The way the three limitations of the non-compete clause apply varies from one employee to another. In one case, the court concluded the non-compete clause which prevented the employee for 12 months following the end of his employment from working in the field of data centers and colocation in North America and Europe was valid [1].

Given the highly competitive nature of the industry and the employee’s position in the company, the court held that the non-compete clause was reasonable to protect the legitimate interests of the company. Furthermore, it did not prevent the employee from working in sales or telecommunications, both areas in which he could transfer the skills he gained during his employment. As such, the court decided the ex-employee had to abide by the non-compete clause he signed when he accepted his job offer.

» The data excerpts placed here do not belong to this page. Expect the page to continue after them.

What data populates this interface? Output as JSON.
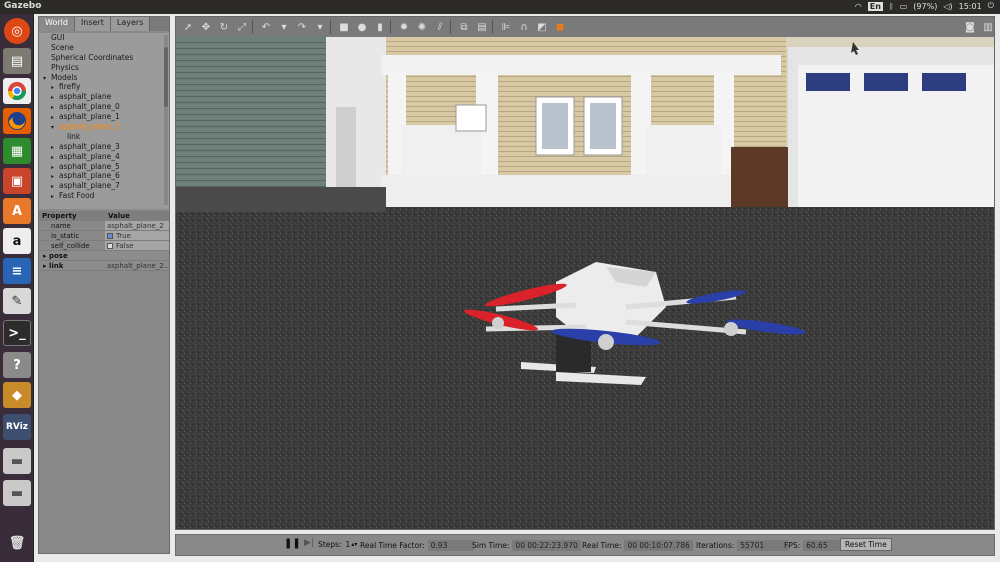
{
  "topbar": {
    "title": "Gazebo",
    "keyboard": "En",
    "battery": "(97%)",
    "time": "15:01"
  },
  "launcher": {
    "items": [
      "ubuntu-logo",
      "files",
      "chrome",
      "firefox",
      "spreadsheet",
      "presentation",
      "software-center",
      "amazon",
      "writer",
      "text-editor",
      "terminal",
      "help",
      "gazebo",
      "rviz",
      "drive",
      "drive",
      "trash"
    ],
    "rviz_label": "RViz",
    "amazon_label": "a"
  },
  "left_panel": {
    "tabs": [
      "World",
      "Insert",
      "Layers"
    ],
    "tree": [
      {
        "label": "GUI",
        "indent": 1,
        "arrow": ""
      },
      {
        "label": "Scene",
        "indent": 1,
        "arrow": ""
      },
      {
        "label": "Spherical Coordinates",
        "indent": 1,
        "arrow": ""
      },
      {
        "label": "Physics",
        "indent": 1,
        "arrow": ""
      },
      {
        "label": "Models",
        "indent": 1,
        "arrow": "▾"
      },
      {
        "label": "firefly",
        "indent": 2,
        "arrow": "▸"
      },
      {
        "label": "asphalt_plane",
        "indent": 2,
        "arrow": "▸"
      },
      {
        "label": "asphalt_plane_0",
        "indent": 2,
        "arrow": "▸"
      },
      {
        "label": "asphalt_plane_1",
        "indent": 2,
        "arrow": "▸"
      },
      {
        "label": "asphalt_plane_2",
        "indent": 2,
        "arrow": "▾"
      },
      {
        "label": "link",
        "indent": 3,
        "arrow": ""
      },
      {
        "label": "asphalt_plane_3",
        "indent": 2,
        "arrow": "▸"
      },
      {
        "label": "asphalt_plane_4",
        "indent": 2,
        "arrow": "▸"
      },
      {
        "label": "asphalt_plane_5",
        "indent": 2,
        "arrow": "▸"
      },
      {
        "label": "asphalt_plane_6",
        "indent": 2,
        "arrow": "▸"
      },
      {
        "label": "asphalt_plane_7",
        "indent": 2,
        "arrow": "▸"
      },
      {
        "label": "Fast Food",
        "indent": 2,
        "arrow": "▸"
      }
    ],
    "selected": "asphalt_plane_2",
    "props_header": {
      "property": "Property",
      "value": "Value"
    },
    "props": [
      {
        "key": "name",
        "value": "asphalt_plane_2",
        "type": "text"
      },
      {
        "key": "is_static",
        "value": "True",
        "type": "check"
      },
      {
        "key": "self_collide",
        "value": "False",
        "type": "check"
      },
      {
        "key": "pose",
        "value": "",
        "type": "group"
      },
      {
        "key": "link",
        "value": "asphalt_plane_2...",
        "type": "group"
      }
    ]
  },
  "bottom_bar": {
    "steps_label": "Steps:",
    "steps_value": "1",
    "rtf_label": "Real Time Factor:",
    "rtf_value": "0.93",
    "sim_time_label": "Sim Time:",
    "sim_time_value": "00 00:22:23.970",
    "real_time_label": "Real Time:",
    "real_time_value": "00 00:10:07.786",
    "iterations_label": "Iterations:",
    "iterations_value": "55701",
    "fps_label": "FPS:",
    "fps_value": "60.65",
    "reset_label": "Reset Time"
  },
  "colors": {
    "accent_selected": "#ff8a00",
    "launcher_bg": "#3a2d3a",
    "ubuntu_orange": "#dd4814",
    "rotor_red": "#d9222a",
    "rotor_blue": "#2a3fa8"
  }
}
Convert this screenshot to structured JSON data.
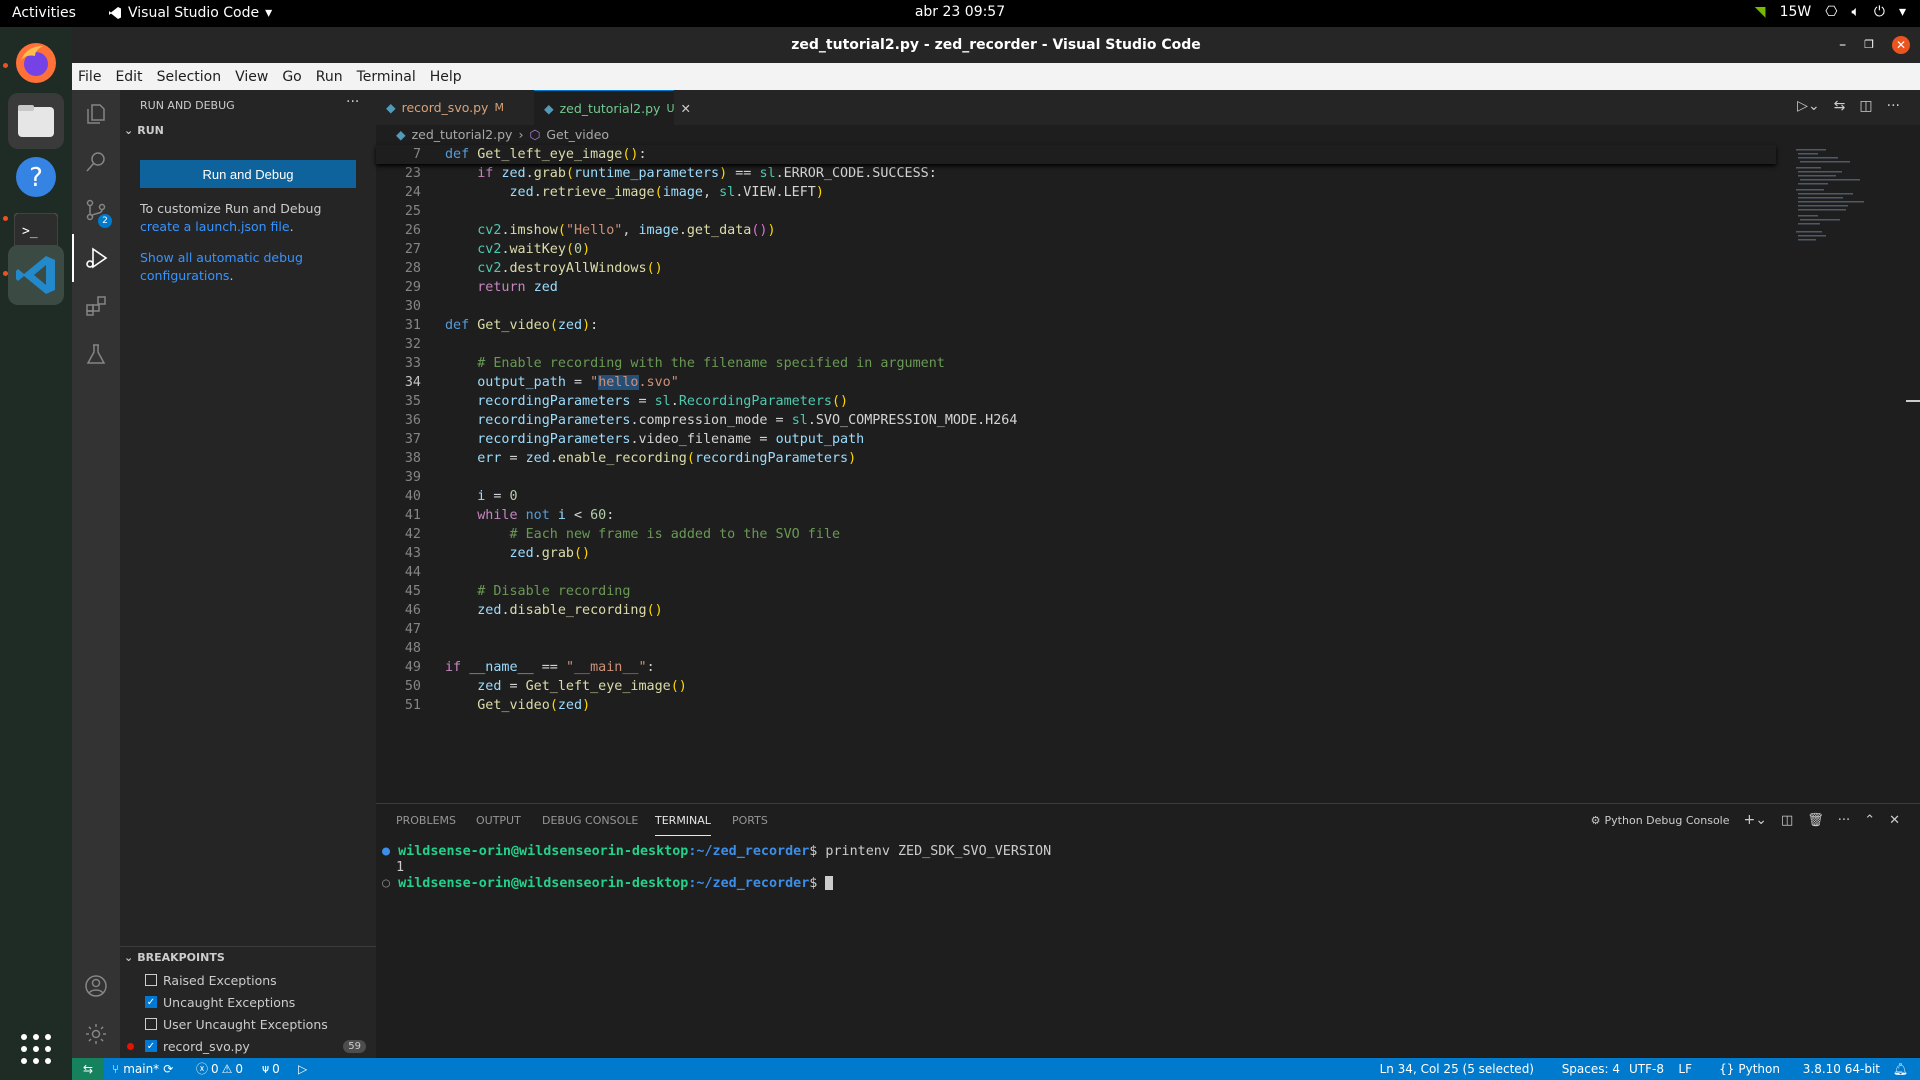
{
  "topbar": {
    "activities": "Activities",
    "app_name": "Visual Studio Code",
    "clock": "abr 23  09:57",
    "power": "15W"
  },
  "window": {
    "title": "zed_tutorial2.py - zed_recorder - Visual Studio Code"
  },
  "menu": [
    "File",
    "Edit",
    "Selection",
    "View",
    "Go",
    "Run",
    "Terminal",
    "Help"
  ],
  "activitybar": {
    "scm_badge": "2"
  },
  "sidebar": {
    "title": "RUN AND DEBUG",
    "section": "RUN",
    "run_button": "Run and Debug",
    "customize_text": "To customize Run and Debug ",
    "create_link": "create a launch.json file",
    "show_all_link": "Show all automatic debug configurations",
    "breakpoints_title": "BREAKPOINTS",
    "breakpoints": [
      {
        "label": "Raised Exceptions",
        "checked": false
      },
      {
        "label": "Uncaught Exceptions",
        "checked": true
      },
      {
        "label": "User Uncaught Exceptions",
        "checked": false
      },
      {
        "label": "record_svo.py",
        "checked": true,
        "line": "59"
      }
    ]
  },
  "tabs": [
    {
      "label": "record_svo.py",
      "status": "M",
      "active": false
    },
    {
      "label": "zed_tutorial2.py",
      "status": "U",
      "active": true
    }
  ],
  "breadcrumb": {
    "file": "zed_tutorial2.py",
    "symbol": "Get_video"
  },
  "editor": {
    "current_line": 34,
    "lines": [
      7,
      23,
      24,
      25,
      26,
      27,
      28,
      29,
      30,
      31,
      32,
      33,
      34,
      35,
      36,
      37,
      38,
      39,
      40,
      41,
      42,
      43,
      44,
      45,
      46,
      47,
      48,
      49,
      50,
      51
    ]
  },
  "panel": {
    "tabs": [
      "PROBLEMS",
      "OUTPUT",
      "DEBUG CONSOLE",
      "TERMINAL",
      "PORTS"
    ],
    "active_tab": "TERMINAL",
    "terminal_name": "Python Debug Console",
    "terminal": {
      "prompt_user": "wildsense-orin@wildsenseorin-desktop",
      "prompt_path": ":~/zed_recorder",
      "command": "$ printenv ZED_SDK_SVO_VERSION",
      "output": "1",
      "prompt_end": "$ "
    }
  },
  "statusbar": {
    "branch": "main*",
    "errors": "0",
    "warnings": "0",
    "ports": "0",
    "position": "Ln 34, Col 25 (5 selected)",
    "spaces": "Spaces: 4",
    "encoding": "UTF-8",
    "eol": "LF",
    "language": "Python",
    "interpreter": "3.8.10 64-bit"
  },
  "colors": {
    "accent": "#007acc",
    "button": "#0e639c",
    "prompt_green": "#23d18b",
    "path_blue": "#3b8eea"
  }
}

In another case, the court held the non-compete clause was unreasonable and went beyond what was necessary to protect the interests of the employer. In this case, the employee worked for a company that provided extermination services specifically to a clientele in the agriculture sector. [2]. According to the non-compete clause, the employee could not engage in the business of extermination and pest control in the territory within 150 km of the cities of Trois-Rivières and Granby for 18 months following the end of his employment. In this case, since the employer almost exclusively provided services to agricultural clients, the non-compete clause was considered excessively broad. A ban on the ex-employee's involvement in extermination and pest control services completely and within a radius of 150 km from Trois-Rivières and Granby was a violation of the law and went beyond what was required to protect the company's interests.

Written Non-Compete Clauses

A valid non-compete clause in an employment contract must be in writing (section 2089 C.C.Q.). If it’s not written, it’s as if it doesn’t exist. In case of litigation, a written clause further allows the court to analyze the wording to decide whether it’s valid and applicable. An ambiguously drafted clause is interpreted in favour of the employee (section 1432 C.C.Q.). As a result, an ambiguous clause can be declared unreasonable (and unenforceable). For example, an ambiguous clause would state that the geographical region covered by the non-compete is the “territory in which the employer operates”.

Does a Non-Compete Clause Always Apply?

In certain circumstances, the non-compete clause will not apply even if it’s drafted according to the rules. In particular, in case of constructive dismissal, firing an employee without a serious reason, or if the employer gives the employee a reason to leave (section 2095 C.C.Q.). For an employee that has a contract for an indeterminate period it is not enough to give them the required notice period to apply the non-compete clause; there must be a serious reason to end the employment.

Remedies Available to the Employer

Having the clause is one thing, but how can an employer enforce it? If an employer believes an ex-employee is competing with the business, they can apply for an injunction or a safeguard order, in addition to damages to compensate for the harm caused to the business.


This blog post is not legal advice and is for general informational purposes only. Always speak with a lawyer before acting on any of the information contained herein.